Oleh: Safwandi, S.AP., DPT (Kepalo Sembah)
Sekjend Lembaga Adat Melayu Sakti Alam Kerinci (LAM-SAK)
Kebangkitan Kembali Kewenangan Pemangku Adat Jati Alam Kerinci
KERINCI, Pribhumi.com — Kewenangan pemangku adat jati Alam Kerinci dalam perjalanan panjang sosial budaya masyarakat sempat mengalami masa ketika perannya kurang terlihat. Kondisi tersebut sering disebut dalam ungkapan adat sebagai “batang tarendam”, yakni sesuatu yang memiliki nilai dan akar kuat, namun lama terpendam sehingga perlu dibangkitkan kembali ke permukaan.
Seiring berdirinya Lembaga Adat Melayu Sakti Alam Kerinci (LAM-SAK) pada tahun 2022, keberadaan pemangku adat jati Alam Kerinci kembali memperoleh ruang untuk tampil dan memperkuat perannya dalam kehidupan adat masyarakat.
Struktur adat yang selama ini kurang mendapatkan sorotan, terutama keberadaan pucuk SKO seperti Depati Empat, Selapan Helai Kain, serta Pemangku Balimo Serto Suluh Bindang Alam Kerinci, kembali ditegaskan sebagai bagian penting dari jati diri adat yang diwariskan secara turun-temurun.
Kebangkitan tersebut bukan hanya sebatas menghadirkan kembali simbol-simbol adat, tetapi merupakan bentuk penguatan terhadap nilai, aturan, dan tatanan kehidupan yang telah lama menjadi pedoman masyarakat Alam Kerinci.
Dalam falsafah adat Alam Kerinci dikenal prinsip:
“Adat jangan didalak, syarak jangan dicari, ico pakai jangan dibanding.”
Ungkapan ini mengandung makna bahwa adat memiliki kedudukan dan aturan yang harus dihormati, syariat harus dipahami secara benar, sementara ico pakai atau tata cara kehidupan masyarakat tidak untuk dipertentangkan, melainkan dijalankan dengan penuh kebijaksanaan sesuai nilai yang berkembang di tengah masyarakat.
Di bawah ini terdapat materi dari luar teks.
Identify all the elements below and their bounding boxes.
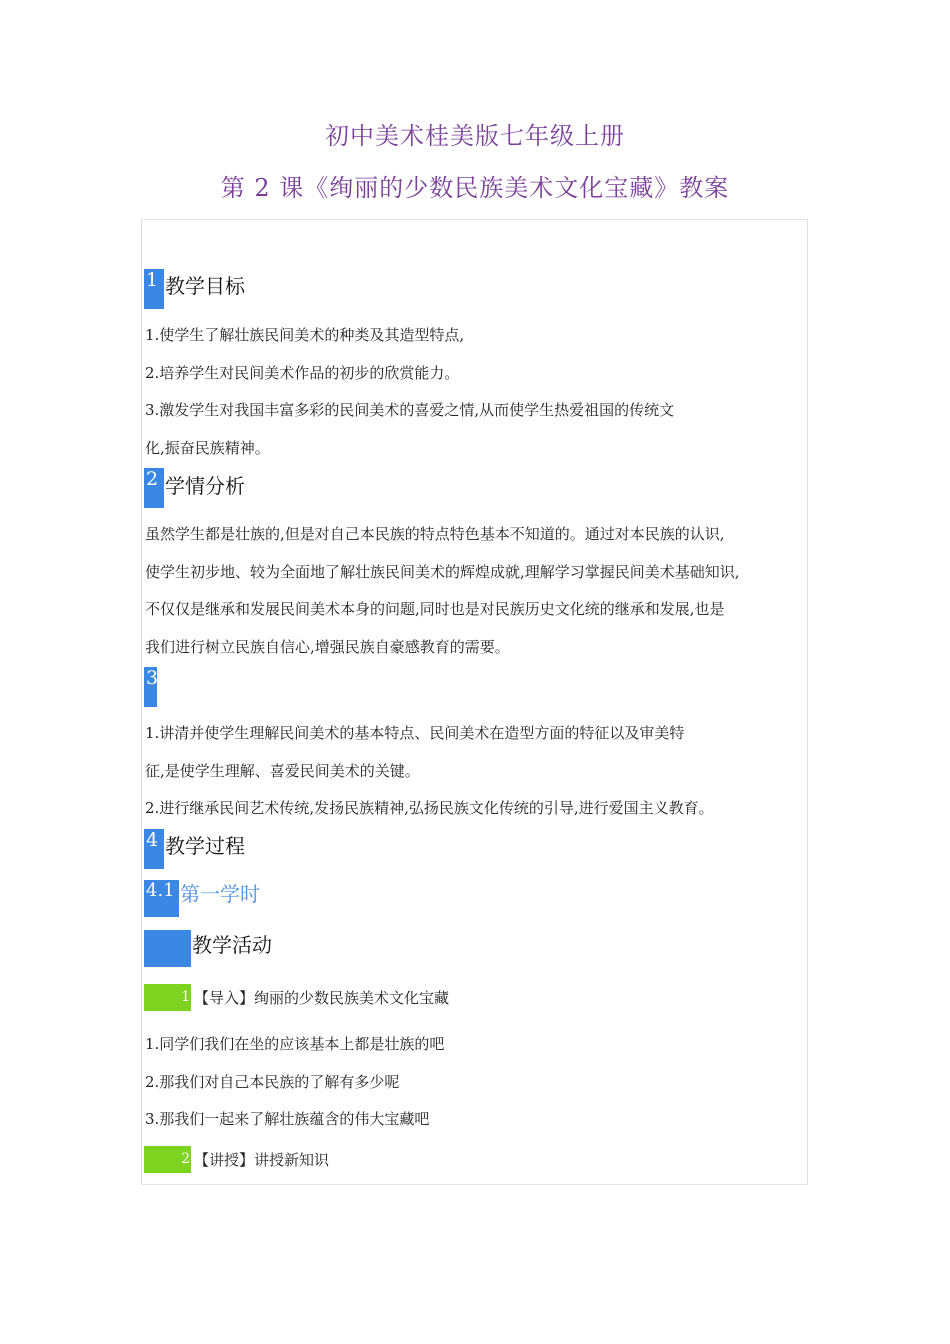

Adat Sakti Alam Kerinci juga telah melalui proses pengkajian dan penguatan nilai. Syarak dipahami sebagai landasan kehidupan, sementara ico pakai menjadi pedoman perilaku sosial yang menyatu dengan kebiasaan dan karakter masyarakat.
Karena itu, kebangkitan kembali kewenangan pemangku adat jati bukan hanya berbicara tentang pemulihan struktur kelembagaan adat, tetapi lebih jauh merupakan upaya menghidupkan kembali ruh kearifan lokal yang menjadi fondasi kehidupan masyarakat Alam Kerinci.
Adat bukan sekadar warisan masa lalu, melainkan nilai yang terus hidup, menyesuaikan zaman, dan menjadi penuntun dalam menjaga identitas serta marwah masyarakat Kerinci.